Les semeurs de santé : des actions concrètes de démocratie en santé en territoires isolés

« Nous considérons que les personnes vivant sur un territoire sont les plus à mêmes de construire des réponses adaptées à leurs besoins. », soutient Hélène Denoual, Cheffe de projet de la Plateforme d’éducation thérapeutique Lorient-Quimperlé et coordinatrice des Semeurs de Santé. Et ce ne sont pas des vœux pieux, mais bien une dynamique d’actions concrètes qui a été initiée grâce au projet des Semeurs de Santé, sur 3 communes rurales et isolées, justement choisies pour leur grande fragilité face aux enjeux de santé.

Ainsi, à Gourin, Scaër et sur l’île de Groix, les habitants ont pris le sujet de la démocratie en santé à bras-le-corps et se sont essayés à divers outils tels que l’intelligence collective, l’éducation populaire, le développement des compétences psycho-sociales ou encore le théâtre-forum pour identifier eux-mêmes leurs priorités et déployer eux-mêmes des solutions à leurs problématiques territoriales de santé. Une évaluation menée par l’École des hautes études en Santé Publique salue déjà l’efficacité de ces méthodes qui ont commencé à essaimer dans d’autres communes bretonnes.
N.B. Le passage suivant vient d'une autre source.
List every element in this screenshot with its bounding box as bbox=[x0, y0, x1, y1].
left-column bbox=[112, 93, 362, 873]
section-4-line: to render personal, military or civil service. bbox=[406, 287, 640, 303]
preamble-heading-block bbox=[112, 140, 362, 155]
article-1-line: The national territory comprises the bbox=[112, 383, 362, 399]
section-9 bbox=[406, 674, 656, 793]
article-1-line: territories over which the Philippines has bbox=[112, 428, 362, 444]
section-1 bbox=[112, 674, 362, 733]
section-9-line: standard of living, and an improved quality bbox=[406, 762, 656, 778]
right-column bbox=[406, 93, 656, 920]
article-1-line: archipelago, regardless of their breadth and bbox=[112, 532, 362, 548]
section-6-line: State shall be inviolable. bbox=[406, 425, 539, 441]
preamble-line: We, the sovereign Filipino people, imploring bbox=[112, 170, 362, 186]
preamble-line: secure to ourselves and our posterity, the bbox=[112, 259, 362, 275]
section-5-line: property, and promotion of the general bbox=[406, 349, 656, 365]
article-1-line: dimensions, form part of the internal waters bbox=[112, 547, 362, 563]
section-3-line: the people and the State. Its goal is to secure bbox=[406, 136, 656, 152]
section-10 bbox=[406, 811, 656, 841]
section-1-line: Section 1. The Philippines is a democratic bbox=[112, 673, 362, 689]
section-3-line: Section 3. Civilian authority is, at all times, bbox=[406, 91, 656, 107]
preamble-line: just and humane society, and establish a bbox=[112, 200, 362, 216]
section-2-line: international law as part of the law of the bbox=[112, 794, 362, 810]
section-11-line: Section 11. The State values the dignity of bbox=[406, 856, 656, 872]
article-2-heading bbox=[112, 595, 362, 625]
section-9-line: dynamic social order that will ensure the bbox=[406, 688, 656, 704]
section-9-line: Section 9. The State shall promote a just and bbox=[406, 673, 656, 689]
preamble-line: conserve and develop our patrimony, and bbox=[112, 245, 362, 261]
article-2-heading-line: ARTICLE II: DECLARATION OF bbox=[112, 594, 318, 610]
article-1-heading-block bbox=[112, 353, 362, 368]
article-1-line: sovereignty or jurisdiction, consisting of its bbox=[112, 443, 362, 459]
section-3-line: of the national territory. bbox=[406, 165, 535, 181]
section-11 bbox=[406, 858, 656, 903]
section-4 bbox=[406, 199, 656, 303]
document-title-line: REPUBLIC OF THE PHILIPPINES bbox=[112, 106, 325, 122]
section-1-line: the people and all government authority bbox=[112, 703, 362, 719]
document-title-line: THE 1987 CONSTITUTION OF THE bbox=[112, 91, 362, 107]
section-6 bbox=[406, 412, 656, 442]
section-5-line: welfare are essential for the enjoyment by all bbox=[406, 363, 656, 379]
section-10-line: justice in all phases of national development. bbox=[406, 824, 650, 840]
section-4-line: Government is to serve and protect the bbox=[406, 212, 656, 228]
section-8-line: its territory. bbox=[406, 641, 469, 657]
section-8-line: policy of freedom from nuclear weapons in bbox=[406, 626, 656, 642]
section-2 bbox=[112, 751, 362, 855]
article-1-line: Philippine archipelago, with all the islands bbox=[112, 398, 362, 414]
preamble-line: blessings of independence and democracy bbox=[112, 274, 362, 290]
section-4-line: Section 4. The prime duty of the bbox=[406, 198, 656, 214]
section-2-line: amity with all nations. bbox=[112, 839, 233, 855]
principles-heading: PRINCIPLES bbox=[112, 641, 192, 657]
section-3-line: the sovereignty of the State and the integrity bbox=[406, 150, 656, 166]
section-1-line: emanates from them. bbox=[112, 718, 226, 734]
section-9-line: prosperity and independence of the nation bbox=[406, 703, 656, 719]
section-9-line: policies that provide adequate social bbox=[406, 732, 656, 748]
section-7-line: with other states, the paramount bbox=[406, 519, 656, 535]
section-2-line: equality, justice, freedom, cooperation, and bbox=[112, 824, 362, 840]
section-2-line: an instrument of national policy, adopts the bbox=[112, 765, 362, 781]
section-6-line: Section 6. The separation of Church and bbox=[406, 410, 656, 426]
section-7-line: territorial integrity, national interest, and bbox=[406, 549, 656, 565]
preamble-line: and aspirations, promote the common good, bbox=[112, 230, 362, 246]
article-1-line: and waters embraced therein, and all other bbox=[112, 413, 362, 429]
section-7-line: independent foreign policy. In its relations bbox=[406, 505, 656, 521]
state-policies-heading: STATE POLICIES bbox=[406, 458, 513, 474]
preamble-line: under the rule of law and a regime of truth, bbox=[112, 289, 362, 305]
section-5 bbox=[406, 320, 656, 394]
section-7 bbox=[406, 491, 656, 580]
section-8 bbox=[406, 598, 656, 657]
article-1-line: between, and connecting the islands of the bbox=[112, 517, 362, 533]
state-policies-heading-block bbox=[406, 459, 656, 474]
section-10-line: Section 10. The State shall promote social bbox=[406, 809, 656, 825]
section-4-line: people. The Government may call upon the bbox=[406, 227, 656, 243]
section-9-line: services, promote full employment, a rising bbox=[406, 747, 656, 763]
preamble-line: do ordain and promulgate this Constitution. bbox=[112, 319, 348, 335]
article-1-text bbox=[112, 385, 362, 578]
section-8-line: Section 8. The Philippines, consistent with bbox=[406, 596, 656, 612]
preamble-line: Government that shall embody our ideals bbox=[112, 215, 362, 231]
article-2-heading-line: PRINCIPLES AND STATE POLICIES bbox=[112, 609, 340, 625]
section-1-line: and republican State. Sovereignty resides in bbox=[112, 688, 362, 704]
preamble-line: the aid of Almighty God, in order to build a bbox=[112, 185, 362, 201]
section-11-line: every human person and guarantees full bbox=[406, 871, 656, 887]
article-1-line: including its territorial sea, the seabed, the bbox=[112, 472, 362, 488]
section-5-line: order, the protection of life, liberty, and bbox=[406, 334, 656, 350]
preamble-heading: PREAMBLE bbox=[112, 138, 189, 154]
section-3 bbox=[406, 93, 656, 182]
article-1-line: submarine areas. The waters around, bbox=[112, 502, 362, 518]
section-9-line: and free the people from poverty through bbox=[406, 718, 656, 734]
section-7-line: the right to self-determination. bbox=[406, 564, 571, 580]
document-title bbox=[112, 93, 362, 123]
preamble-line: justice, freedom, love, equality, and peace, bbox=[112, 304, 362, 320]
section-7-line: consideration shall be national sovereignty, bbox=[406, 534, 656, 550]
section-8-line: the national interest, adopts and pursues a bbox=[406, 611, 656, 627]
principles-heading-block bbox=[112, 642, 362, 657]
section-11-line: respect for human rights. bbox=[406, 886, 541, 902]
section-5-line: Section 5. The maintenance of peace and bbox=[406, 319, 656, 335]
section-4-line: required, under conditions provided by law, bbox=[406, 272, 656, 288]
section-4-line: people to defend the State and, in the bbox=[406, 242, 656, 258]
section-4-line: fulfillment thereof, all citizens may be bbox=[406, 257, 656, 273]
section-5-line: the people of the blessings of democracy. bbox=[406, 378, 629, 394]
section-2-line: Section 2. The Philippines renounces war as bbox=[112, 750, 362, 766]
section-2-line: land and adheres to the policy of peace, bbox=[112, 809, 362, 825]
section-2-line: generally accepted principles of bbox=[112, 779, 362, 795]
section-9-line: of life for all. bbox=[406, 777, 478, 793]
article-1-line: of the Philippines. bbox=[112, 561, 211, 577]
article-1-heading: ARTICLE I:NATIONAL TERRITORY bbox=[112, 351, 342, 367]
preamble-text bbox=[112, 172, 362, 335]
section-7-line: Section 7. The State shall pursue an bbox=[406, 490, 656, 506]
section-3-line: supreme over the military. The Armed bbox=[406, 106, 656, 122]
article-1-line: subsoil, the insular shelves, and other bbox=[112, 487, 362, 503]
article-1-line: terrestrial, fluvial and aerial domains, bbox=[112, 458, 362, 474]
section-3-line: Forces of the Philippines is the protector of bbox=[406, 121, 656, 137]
Bien entendu, France Assos Santé, n’a évidemment pas manqué l’occasion de participer à un si beau projet. France Assos Santé Bretagne fait donc partie du comité de pilotage des Semeurs depuis sa mise en œuvre et intervient très régulièrement auprès des populations concernées, au travers d’ateliers d’informations et d’échanges sur les droits en santé.

66 Millions d’Impatients : Quelle est l’origine des Semeurs de Santé ?

Hélène Denoual, Cheffe de projet de la Plateforme d’éducation thérapeutique Lorient-Quimperlé et coordinatrice des Semeurs de Santé : L’idée des Semeurs de Santé a émergé en 2017, au cours d’un espace de concertation, où les usagers avaient fait le constat que beaucoup d’actions étaient dirigées vers les professionnels de santé, mais qu’eux-mêmes n’étaient pas impliqués et que leurs avis n’étaient pas particulièrement recherchés. Ils suggéraient de pouvoir monter eux-mêmes en compétences afin de devenir acteurs du développement des politiques de santé. Il se trouvait que d’autres enjeux nourrissaient les débats ouverts sur notre territoire de Lorient-Quimperlé, comme le fait d’aller davantage vers les milieux ruraux et insulaires, d’essayer des nouvelles techniques d’animation comme le théâtre-forum ou des outils issus de l’éducation populaire. C’est sur la base de ces divers sujets que les Semeurs de Santé ont pris corps.

66 Millions d’Impatients : Comment les 3 communes de l’expérimentation ont-elles été choisies ?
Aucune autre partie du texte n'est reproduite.